Exploring the current state of employee knowledge in cybersecurity and data privacy
Seventy-five percent of professionals pose a moderate or severe risk to the corporate data of the companies they work for. According to MediaPRO’s third-annual State of Privacy and Security Awareness Report, workers in the financial sector are more likely to be a risk with 85 percent of survey respondents falling into one of the two risk categories.
MediaPRO surveyed more than 1,000 employees across the U.S. to quantify the state of privacy and security awareness in 2018. More people fell into the risk or novice category compared to 2017, despite continued exposure to reports of hacks and data loss.

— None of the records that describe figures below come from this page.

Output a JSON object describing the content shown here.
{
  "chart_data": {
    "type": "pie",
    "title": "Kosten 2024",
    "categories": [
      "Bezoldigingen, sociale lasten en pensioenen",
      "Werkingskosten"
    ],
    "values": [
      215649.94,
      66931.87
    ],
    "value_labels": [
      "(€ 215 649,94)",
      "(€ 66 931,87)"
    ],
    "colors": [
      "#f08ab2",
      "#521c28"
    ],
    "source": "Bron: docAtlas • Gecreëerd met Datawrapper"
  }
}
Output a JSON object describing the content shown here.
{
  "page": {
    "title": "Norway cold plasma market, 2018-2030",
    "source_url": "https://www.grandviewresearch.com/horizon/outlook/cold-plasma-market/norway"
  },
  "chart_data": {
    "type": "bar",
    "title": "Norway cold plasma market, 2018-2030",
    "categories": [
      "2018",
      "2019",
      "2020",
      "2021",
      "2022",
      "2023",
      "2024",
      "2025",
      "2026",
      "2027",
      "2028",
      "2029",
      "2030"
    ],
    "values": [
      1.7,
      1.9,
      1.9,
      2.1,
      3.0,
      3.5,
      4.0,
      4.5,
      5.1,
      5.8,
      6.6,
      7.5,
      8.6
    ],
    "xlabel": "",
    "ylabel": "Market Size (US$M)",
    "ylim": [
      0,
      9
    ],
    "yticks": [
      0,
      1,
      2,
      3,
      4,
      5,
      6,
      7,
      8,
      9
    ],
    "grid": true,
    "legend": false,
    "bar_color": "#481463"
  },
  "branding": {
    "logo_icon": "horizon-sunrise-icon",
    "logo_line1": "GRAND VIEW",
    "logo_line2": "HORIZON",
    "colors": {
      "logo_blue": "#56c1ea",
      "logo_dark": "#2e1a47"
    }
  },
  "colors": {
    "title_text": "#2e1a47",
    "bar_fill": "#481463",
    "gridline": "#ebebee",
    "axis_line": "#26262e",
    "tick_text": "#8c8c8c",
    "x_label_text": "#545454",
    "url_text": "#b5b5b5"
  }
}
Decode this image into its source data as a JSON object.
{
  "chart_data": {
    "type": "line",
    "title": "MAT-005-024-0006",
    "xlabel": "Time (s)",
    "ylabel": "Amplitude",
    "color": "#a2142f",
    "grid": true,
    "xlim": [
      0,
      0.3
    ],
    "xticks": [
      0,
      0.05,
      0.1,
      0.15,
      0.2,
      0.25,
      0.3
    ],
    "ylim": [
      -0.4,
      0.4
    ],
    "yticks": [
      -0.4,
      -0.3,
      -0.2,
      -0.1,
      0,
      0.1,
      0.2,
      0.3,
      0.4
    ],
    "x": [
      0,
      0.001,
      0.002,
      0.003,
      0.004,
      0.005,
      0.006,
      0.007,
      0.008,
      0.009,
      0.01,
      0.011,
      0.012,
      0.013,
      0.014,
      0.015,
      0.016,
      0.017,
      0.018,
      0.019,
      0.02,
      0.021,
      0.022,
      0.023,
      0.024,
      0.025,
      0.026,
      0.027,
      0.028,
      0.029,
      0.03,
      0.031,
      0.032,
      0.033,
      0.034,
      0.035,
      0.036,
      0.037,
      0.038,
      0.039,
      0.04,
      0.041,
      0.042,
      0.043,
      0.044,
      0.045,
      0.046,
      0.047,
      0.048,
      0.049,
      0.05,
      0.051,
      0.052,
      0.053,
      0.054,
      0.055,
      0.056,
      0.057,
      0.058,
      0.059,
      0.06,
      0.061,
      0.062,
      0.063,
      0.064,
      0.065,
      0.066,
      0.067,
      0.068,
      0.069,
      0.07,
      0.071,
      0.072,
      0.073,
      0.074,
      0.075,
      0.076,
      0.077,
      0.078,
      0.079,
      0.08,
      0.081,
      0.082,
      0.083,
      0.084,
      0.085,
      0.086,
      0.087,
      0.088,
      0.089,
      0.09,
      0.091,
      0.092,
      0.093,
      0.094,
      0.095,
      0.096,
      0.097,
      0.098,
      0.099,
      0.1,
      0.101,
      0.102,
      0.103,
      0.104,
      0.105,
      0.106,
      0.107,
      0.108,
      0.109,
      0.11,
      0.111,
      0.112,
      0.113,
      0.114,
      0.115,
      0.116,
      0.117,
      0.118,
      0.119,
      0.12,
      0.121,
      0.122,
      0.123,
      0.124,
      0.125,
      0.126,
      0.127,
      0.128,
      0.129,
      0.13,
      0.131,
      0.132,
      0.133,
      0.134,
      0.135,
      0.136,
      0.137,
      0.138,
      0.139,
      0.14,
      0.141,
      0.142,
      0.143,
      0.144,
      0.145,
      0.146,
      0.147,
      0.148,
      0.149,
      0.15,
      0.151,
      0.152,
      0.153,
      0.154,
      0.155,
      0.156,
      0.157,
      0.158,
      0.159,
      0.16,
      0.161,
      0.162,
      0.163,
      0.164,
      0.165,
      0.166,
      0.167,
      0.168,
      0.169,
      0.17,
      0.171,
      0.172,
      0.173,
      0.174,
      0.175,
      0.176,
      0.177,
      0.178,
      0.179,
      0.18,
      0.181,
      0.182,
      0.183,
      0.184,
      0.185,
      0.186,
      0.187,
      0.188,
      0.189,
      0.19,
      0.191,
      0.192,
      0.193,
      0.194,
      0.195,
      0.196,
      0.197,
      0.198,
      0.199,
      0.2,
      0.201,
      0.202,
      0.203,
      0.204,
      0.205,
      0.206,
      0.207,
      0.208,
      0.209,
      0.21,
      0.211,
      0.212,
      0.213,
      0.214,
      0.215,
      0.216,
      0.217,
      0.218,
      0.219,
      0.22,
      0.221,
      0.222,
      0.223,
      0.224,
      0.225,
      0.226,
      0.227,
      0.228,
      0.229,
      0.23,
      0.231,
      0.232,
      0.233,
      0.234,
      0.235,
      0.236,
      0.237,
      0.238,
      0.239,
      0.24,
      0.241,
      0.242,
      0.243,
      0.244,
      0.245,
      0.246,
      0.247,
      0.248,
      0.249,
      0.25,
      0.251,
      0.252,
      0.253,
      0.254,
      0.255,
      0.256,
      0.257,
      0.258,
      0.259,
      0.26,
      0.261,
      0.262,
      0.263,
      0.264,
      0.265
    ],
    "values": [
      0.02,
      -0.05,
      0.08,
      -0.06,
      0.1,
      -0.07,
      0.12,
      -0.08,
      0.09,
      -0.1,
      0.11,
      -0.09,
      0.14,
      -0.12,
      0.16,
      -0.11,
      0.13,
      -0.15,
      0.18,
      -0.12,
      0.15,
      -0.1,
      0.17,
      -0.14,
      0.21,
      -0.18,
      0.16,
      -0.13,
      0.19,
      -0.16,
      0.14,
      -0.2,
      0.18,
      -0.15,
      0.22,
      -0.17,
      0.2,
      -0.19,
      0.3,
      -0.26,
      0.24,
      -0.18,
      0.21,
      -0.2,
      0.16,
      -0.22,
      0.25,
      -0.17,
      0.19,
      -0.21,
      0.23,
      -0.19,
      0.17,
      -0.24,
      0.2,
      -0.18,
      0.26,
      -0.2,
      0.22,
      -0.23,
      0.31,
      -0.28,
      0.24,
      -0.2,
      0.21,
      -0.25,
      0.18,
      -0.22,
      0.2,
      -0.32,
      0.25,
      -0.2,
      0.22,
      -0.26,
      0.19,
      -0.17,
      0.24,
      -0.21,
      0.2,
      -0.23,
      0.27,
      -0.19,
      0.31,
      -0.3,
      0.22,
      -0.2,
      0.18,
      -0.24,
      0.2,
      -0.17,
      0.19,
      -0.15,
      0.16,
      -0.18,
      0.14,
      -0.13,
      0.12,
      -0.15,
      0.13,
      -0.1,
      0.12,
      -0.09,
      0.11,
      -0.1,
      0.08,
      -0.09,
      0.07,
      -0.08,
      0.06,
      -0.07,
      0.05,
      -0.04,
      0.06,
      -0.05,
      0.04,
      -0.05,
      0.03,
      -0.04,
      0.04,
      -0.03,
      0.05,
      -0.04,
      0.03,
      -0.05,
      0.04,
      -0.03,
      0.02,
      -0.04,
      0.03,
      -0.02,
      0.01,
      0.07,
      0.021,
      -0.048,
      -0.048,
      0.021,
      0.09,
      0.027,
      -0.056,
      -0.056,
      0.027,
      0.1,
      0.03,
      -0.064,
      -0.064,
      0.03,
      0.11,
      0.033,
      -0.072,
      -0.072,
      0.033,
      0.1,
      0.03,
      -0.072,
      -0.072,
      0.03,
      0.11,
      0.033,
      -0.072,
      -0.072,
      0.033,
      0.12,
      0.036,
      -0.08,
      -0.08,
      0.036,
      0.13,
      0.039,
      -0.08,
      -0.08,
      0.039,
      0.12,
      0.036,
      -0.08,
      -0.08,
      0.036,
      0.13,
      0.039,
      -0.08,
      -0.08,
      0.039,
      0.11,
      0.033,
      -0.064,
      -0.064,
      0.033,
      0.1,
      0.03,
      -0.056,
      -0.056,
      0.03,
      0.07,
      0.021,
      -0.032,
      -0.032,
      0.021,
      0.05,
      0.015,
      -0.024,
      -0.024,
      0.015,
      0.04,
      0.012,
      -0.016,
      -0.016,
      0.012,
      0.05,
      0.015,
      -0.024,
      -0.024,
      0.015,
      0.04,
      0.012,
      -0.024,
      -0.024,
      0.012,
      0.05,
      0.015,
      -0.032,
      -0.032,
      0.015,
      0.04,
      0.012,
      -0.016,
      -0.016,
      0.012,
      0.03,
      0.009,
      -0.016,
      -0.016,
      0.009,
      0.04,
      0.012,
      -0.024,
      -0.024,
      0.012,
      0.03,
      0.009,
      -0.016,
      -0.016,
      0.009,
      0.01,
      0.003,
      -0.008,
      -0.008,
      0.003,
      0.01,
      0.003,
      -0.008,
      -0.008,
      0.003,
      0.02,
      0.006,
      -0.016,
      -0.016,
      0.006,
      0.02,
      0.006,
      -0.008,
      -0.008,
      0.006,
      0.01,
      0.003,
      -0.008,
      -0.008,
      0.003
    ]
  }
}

“The overall results of this report revealed a trend we weren’t happy to see: employees performing worse across the board compared to the previous year,” said Tom Pendergast, Chief Security & Privacy Strategist at MediaPRO. “Rather than dwell on how much the average employee still has to learn, this report should be taken as a roadmap for a robust security and/or privacy awareness initiative — one that will ultimately lead to real behavior change.”
In an age where our society is increasingly digitally connected, cybersecurity and data privacy are significant, real-time threats. The news is filled with stories of cyberattacks, data leaks and ransomware that can cost companies an average of $7.91 million in the US. Yet according to historical data from MediaPRO’s report, the number of individuals who many put their organizations at serious risk for a privacy or security incident has nearly doubled since 2016.
The report is based on an annual survey that polls more than 1,000 U.S. workers a variety of questions based on real-world scenarios such as correctly identifying personal information, logging on to public Wi-Fi networks, and spotting phishing emails. Based on the percentage of privacy- and security-aware behaviors correctly identified, survey takers were assigned to one of three risk profiles: Risk, Novice, and Hero.
Additional notable findings from this year’s report include:
Employees this year performed worse than in 2017 across all eight threat vectors measured. Specifically, those surveyed did significantly worse in identifying malware warning signs, knowing how to spot a phishing email, and social media safety.
Employees in management roles or above showed riskier behaviors than entry- or mid-level employees. Seventy-seven percent of respondents in management showed a general lack of awareness, while 74 percent of those in subordinate positions scored the same.
Employees in the finance sector performed the worst of the seven industry segments analyzed, with 85 percent of finance workers showing some lack of cybersecurity and data privacy knowledge.
Fourteen percent of employees lacked the ability to correctly identify phishing emails. This is a notable increase in respondents who showed risky behaviors when it came to phishing attempts from our 2017 survey, in which only 8 percent of employees struggled in this area.
Over a quarter of respondents would take risky actions around physical security. This number has jumped up 42 percent since 2016.
“We live in an age where stories about cybersecurity are constantly swirling, which can actually create a sense of security fatigue,” Pendergast said. “But these levels of riskiness are alarming. It only takes one person to click on the wrong email that lets in the malware that lays on the server and exfiltrates your company’s data for 90 days before anybody notices. Without everybody being more vigilant, people and company data will continue to be at risk.”